Initial bring-up was the usual I²C scavenger hunt. SDA stuck low because the open-drain bit on GPIO_PORTB_ODR_R wasn’t set (the line tried to drive high actively, and the pull-up couldn’t recover the falling edge). A pull-up on the wrong rail. An XSHUT line floating at boot that left the sensor in an undefined state until PG0 was explicitly initialised.

Scan loop and UART telemetry

The main loop is straightforward: for each of MEASUREMENTS = 128 angular positions in a frame, take a ToF reading, advance the motor by 4 steps (360° / 128 ≈ 2.81° per sample), and accumulate into the per-frame distance array. After the frame closes, the firmware emits the 128 distances as a single comma-separated UART line at 115 200 baud and starts the next frame.

The host script binds to COM9, writes a single 's' byte to start the scan, then reads one CSV line per frame and converts polar measurements to Cartesian:

# open3Dmodel.py — host-side polar-to-Cartesian conversion
NUM_MEASUREMENTS = 128            # angular samples per revolution
NUM_FRAMES       = 50             # vertical scan planes
Z_DISTANCE       = 300            # mm between planes

def toXYZ(measurements):
    points = []
    angle_step = 360 / NUM_MEASUREMENTS
    for frame_idx, frame in enumerate(measurements):
        z = frame_idx * Z_DISTANCE
        for i, distance in enumerate(frame):
            # 270° offset aligns the sensor's zero angle with the +y axis
            angle = math.radians(270 - i * angle_step)
            x = distance * math.cos(angle)
            y = distance * math.sin(angle)
            points.append([x, y, z])
    return points

The 270° offset in the angle calculation is the only piece that wasn’t obvious from first principles. It lines the sensor’s mounted zero up with the visualization frame’s +y axis. Without it the scan came out rotated and reflected, which looked exactly like a real room geometry that just happened to be wrong. That’s the worst kind of bug.

Visualisation in Open3D

Once the points are in (x, y, z), Open3D handles the rest. The output is a LineSet, not a raw point cloud. Within each frame, the 128 points are connected in a closed loop, so each scan plane renders as an octagon-ish polygon outlining the room slice at that height. Corresponding points across adjacent frames are connected vertically. The result looks like a wireframe contour map of the scanned space.

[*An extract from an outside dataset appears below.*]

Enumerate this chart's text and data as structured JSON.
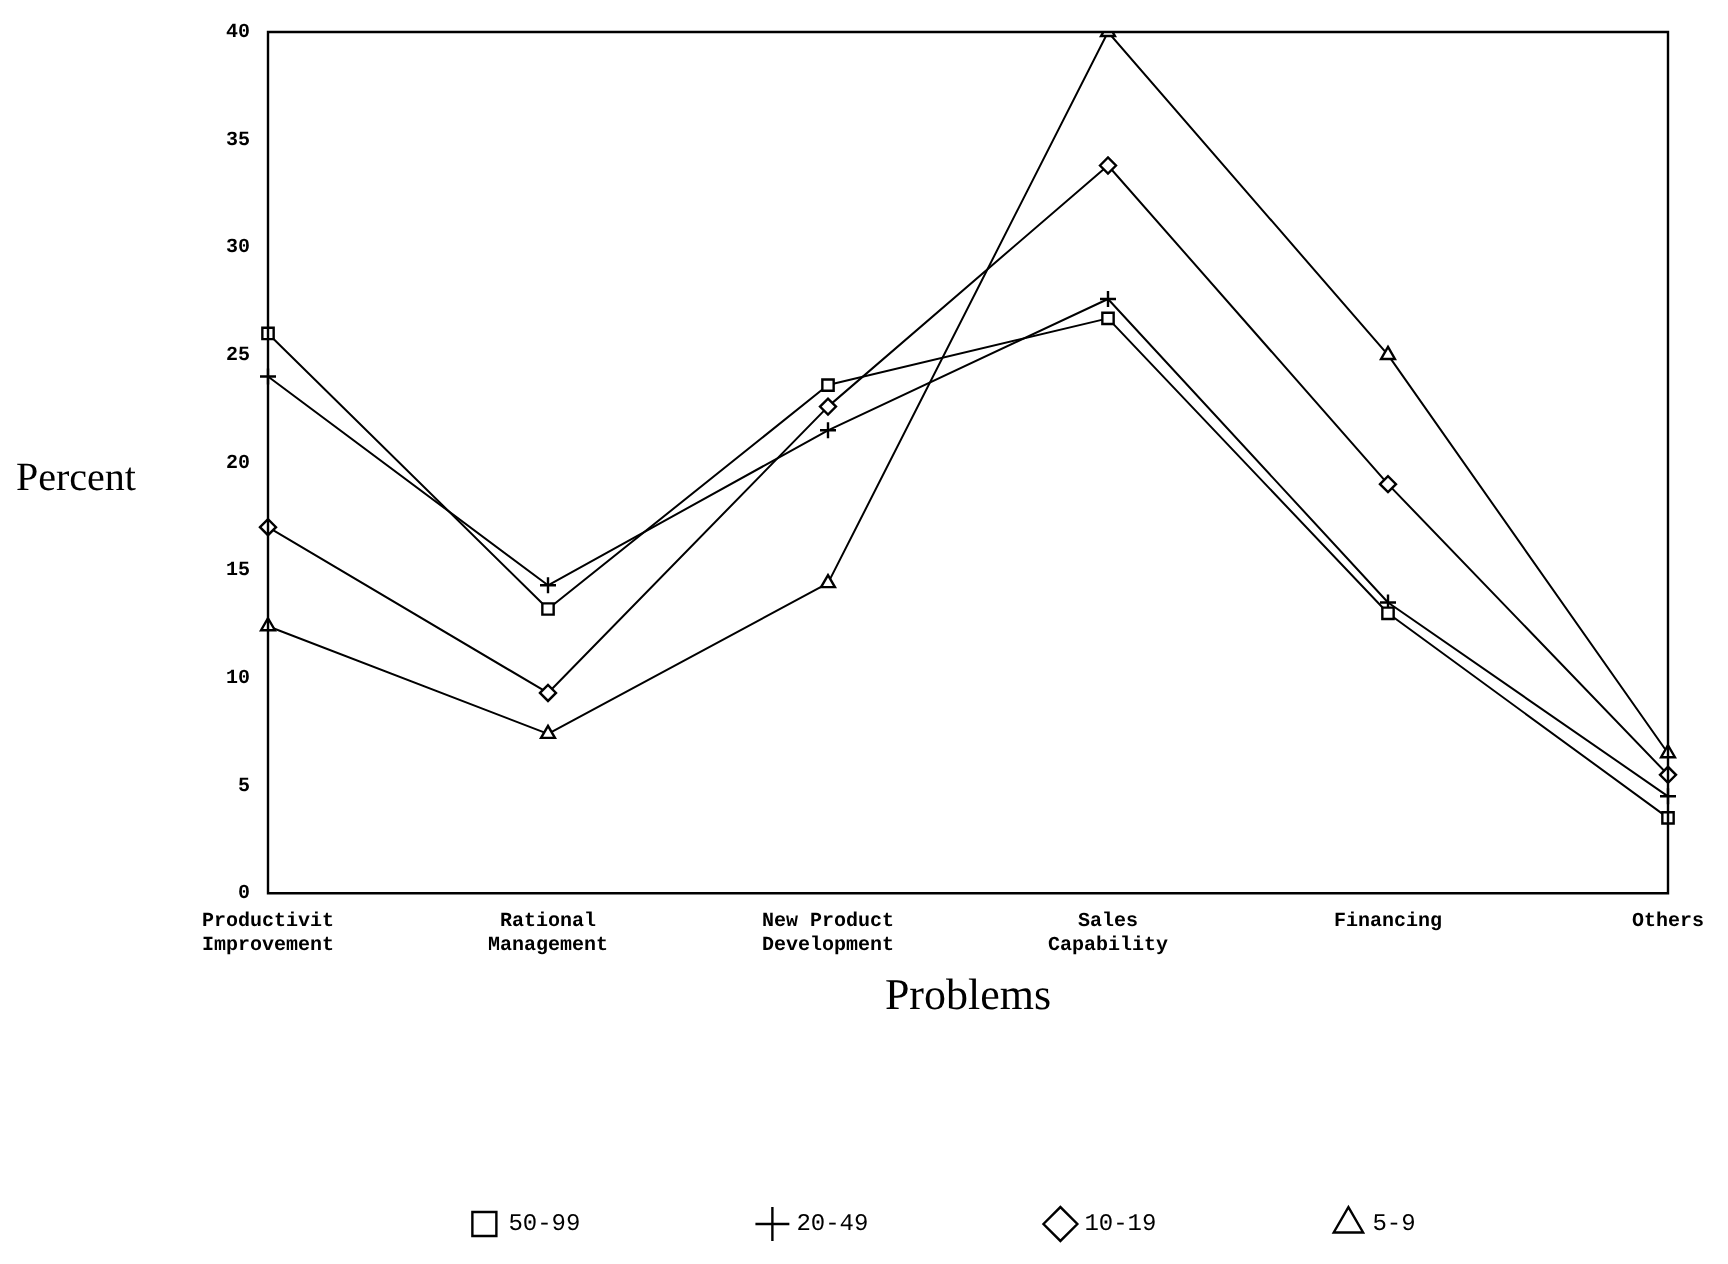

# Within-plane edges: close each scan into a polygon
for frame in range(num_frames):
    base = frame * num_measurements
    for i in range(num_measurements - 1):
        lines.append([base + i, base + i + 1])
    lines.append([base + num_measurements - 1, base])

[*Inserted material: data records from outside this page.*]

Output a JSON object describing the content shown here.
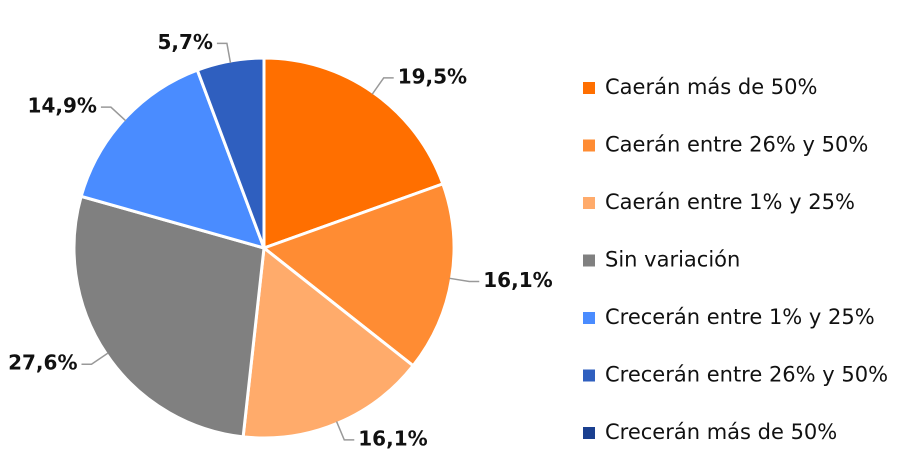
{
  "chart_data": {
    "type": "pie",
    "categories": [
      "Caerán más de 50%",
      "Caerán entre 26% y 50%",
      "Caerán entre 1% y 25%",
      "Sin variación",
      "Crecerán entre 1% y 25%",
      "Crecerán entre 26% y 50%",
      "Crecerán más de 50%"
    ],
    "values": [
      19.5,
      16.1,
      16.1,
      27.6,
      14.9,
      5.7,
      0
    ],
    "value_labels": [
      "19,5%",
      "16,1%",
      "16,1%",
      "27,6%",
      "14,9%",
      "5,7%",
      null
    ],
    "colors": [
      "#ff6f00",
      "#ff8c33",
      "#ffab6b",
      "#808080",
      "#4a8cff",
      "#2f5fbf",
      "#1a3f8f"
    ],
    "legend": "right"
  }
}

# Cross-plane edges: vertical struts between corresponding angular samples
for frame in range(num_frames - 1):
    base, nxt = frame * num_measurements, (frame + 1) * num_measurements
    for i in range(num_measurements):
        lines.append([base + i, nxt + i])

What I’d do differently

  • Move the ToF poll into a hardware timer interrupt. The current loop blocks on SysTick_Wait10us between motor phases and again on the ToF data-ready flag. A timer ISR firing at the sensor’s expected ranging rate would let me overlap the next motor step with the previous reading.
  • Stream binary, not CSV. ASCII is friendly to debug but UART at 115 200 baud is the bottleneck for tall scans. A 4-byte little-endian distance per measurement is ~3× faster on the wire than 4–5 ASCII digits + comma, and trivial to parse with struct.unpack on the host side.
  • Use the VL53L1X’s interrupt pin instead of polling. The sensor exposes a GPIO that pulses when a measurement is ready. Wiring it to a Tiva GPIO interrupt would replace the busy-wait inside the API with a real edge-triggered event.

What it taught me

This was the project where I stopped thinking of MCU peripherals as separate units and started thinking of them as one bus-shared resource you have to schedule. The motor wants the µs scale. The ToF wants the ms scale. The UART wants the serial scale. They all share the same clock and the same processor, and getting them to cooperate without dropping samples or stalling the motor is the thing that turns out to actually be embedded engineering.